We need to agree first that this is a real problem. My years as a CAD implementation consultant convinced me that at the very least, getting in-context methods to work correctly in a history-only modeler is tricky. You have to filter all of your ideas through the in-context filter before you go ahead and do it, because if you do something wrong, like use “undo” in an in-context place where it doesn’t work, or use configurations (family of parts/assemblies), or assembly features, or renaming, or even using a different instance (occurrence) of a particular part or subassembly, you could mess up the whole thing. And this kind of information can only be stored in the short term memories of the people doing the modeling work. There is no way to document this kind of knowledge. This is why people remove all of that intelligence at the end of the project. The next time someone gets around to working on this assembly, they aren’t going to remember all of the secret information that you need to know to make the design intent in this particular design work the way it was intended.
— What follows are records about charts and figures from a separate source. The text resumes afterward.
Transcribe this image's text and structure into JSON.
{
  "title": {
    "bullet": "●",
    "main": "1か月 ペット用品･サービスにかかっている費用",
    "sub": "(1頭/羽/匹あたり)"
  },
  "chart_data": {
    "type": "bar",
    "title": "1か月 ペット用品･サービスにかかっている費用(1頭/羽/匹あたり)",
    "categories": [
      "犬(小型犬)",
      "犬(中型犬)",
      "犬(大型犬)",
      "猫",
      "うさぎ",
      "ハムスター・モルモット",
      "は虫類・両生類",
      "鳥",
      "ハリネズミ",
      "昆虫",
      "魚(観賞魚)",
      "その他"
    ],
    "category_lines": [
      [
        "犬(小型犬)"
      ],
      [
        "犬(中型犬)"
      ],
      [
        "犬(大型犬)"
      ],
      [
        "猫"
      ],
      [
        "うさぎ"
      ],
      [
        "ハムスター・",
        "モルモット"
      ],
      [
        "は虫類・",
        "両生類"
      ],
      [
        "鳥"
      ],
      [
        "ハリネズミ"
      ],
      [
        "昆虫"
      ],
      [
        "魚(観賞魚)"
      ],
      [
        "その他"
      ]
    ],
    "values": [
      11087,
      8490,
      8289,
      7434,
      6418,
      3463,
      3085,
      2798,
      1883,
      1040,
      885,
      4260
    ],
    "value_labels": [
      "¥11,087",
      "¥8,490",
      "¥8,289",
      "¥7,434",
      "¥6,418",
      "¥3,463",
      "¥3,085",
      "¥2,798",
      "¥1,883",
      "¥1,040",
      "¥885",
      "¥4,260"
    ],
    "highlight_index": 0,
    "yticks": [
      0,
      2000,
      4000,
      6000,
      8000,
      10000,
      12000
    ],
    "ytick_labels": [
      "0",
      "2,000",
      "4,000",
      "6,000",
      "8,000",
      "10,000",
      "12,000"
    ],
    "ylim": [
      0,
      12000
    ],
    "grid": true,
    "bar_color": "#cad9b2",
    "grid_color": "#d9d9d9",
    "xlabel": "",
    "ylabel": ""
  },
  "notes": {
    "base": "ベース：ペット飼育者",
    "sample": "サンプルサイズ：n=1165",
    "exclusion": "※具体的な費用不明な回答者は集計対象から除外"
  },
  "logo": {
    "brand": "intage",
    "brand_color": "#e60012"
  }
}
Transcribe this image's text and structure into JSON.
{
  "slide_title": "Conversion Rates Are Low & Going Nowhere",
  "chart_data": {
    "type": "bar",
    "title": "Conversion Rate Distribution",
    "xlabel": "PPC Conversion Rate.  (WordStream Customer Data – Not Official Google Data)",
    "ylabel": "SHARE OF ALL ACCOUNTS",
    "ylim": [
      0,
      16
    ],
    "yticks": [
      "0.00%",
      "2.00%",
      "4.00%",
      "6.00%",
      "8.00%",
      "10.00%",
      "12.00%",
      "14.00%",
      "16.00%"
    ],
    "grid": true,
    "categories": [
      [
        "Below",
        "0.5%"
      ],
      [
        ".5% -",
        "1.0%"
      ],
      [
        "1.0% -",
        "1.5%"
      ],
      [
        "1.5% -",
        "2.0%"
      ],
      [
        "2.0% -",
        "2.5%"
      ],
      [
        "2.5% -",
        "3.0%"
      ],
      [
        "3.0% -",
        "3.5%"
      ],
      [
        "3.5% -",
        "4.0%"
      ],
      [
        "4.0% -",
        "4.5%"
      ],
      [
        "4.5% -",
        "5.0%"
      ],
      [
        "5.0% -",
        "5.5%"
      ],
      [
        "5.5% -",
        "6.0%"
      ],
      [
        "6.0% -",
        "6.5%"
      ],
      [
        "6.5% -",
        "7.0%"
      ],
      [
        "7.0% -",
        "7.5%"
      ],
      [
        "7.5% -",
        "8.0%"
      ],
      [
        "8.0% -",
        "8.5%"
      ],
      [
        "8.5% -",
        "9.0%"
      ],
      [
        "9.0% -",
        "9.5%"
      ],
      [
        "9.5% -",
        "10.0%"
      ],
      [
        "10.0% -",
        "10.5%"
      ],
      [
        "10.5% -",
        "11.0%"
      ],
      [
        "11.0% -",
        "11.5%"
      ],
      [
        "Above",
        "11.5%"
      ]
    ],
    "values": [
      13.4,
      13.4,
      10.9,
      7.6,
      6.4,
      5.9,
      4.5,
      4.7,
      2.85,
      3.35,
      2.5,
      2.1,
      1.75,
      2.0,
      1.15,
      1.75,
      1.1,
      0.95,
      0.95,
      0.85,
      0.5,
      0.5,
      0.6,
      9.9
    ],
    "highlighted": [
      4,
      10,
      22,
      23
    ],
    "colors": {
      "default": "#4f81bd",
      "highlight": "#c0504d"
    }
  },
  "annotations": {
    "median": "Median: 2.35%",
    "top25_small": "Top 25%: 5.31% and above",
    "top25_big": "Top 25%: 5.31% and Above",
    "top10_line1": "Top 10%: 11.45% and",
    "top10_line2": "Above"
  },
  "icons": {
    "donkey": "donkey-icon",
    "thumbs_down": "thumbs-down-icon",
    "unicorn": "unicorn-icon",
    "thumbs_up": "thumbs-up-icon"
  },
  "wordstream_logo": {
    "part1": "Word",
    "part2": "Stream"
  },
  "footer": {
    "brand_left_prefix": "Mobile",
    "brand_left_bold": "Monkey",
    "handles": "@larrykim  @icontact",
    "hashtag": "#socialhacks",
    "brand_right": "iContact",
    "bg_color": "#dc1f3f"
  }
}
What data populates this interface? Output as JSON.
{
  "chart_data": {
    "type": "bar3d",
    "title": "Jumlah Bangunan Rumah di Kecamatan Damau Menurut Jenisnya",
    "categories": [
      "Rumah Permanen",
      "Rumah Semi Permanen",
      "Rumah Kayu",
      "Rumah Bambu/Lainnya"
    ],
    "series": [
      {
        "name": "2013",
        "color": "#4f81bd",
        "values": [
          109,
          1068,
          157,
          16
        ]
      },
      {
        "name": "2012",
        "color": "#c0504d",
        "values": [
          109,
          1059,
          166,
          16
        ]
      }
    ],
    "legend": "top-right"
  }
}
I realize it sounds stupid, but it’s true. The most popular CAD software relies 100% on the users memory for the effective use of in-context design
So your design intent is only good for as long as you can remember it, unaided. Does that sound right? You pay thousands or tens of thousands for sophisticated CAD software, and you still have to rely on your memory??? Yeah, I realize it sounds stupid, but it’s true. The most popular CAD software, top-down design relies entirely on the users memory.
Realize as well, that not only does it rely on your memory, but it also only allows you to do things one way. Once you have set up the assembly to change in a specific way to changes, what happens when you need to make a change that doesn’t fit that method? Well, I’ve been there a lot. It’s painful. You have to make a decision. You either have to do a giant workaround to get the non-compliant change to work, or you change the way your assembly reacts to change, which is essentially like rewriting a program when you change what you want the program to do. Or you can nix the design automation altogether, and just make all changes manually. And doesn’t that sound fun?
But there’s another way of working. Imagine that software existed that would allow you to make changes in the assembly and would allow you to make up your mind at the time of the change what sorts of relationships you wanted to use. And then those relationships were immediately forgotten, and you could make another contradictory change involving different relationships without the need to break, delete, or ignore anything you did in the first change.
This software has been around for several years at this point, and it’s a name you know. For some reason, we’ve been keeping some of the more exciting functions of the software our own little secret: Synchronous Technology allows us to work with Synchronous Assemblies, which in turn brings some of the excitement of flexible design intent to in-context assemblies. It is far simpler than managing those “->” relationships and features, or those hidden links in the assembly document, or all of those inscrutable rules that you have to have an expert explain to you about feature order, and assembly features, and time-driven stuff versus things that aren’t time-driven in the assembly…. aaaarrrrggggghhhh!!!!!!!!!!!!!!!!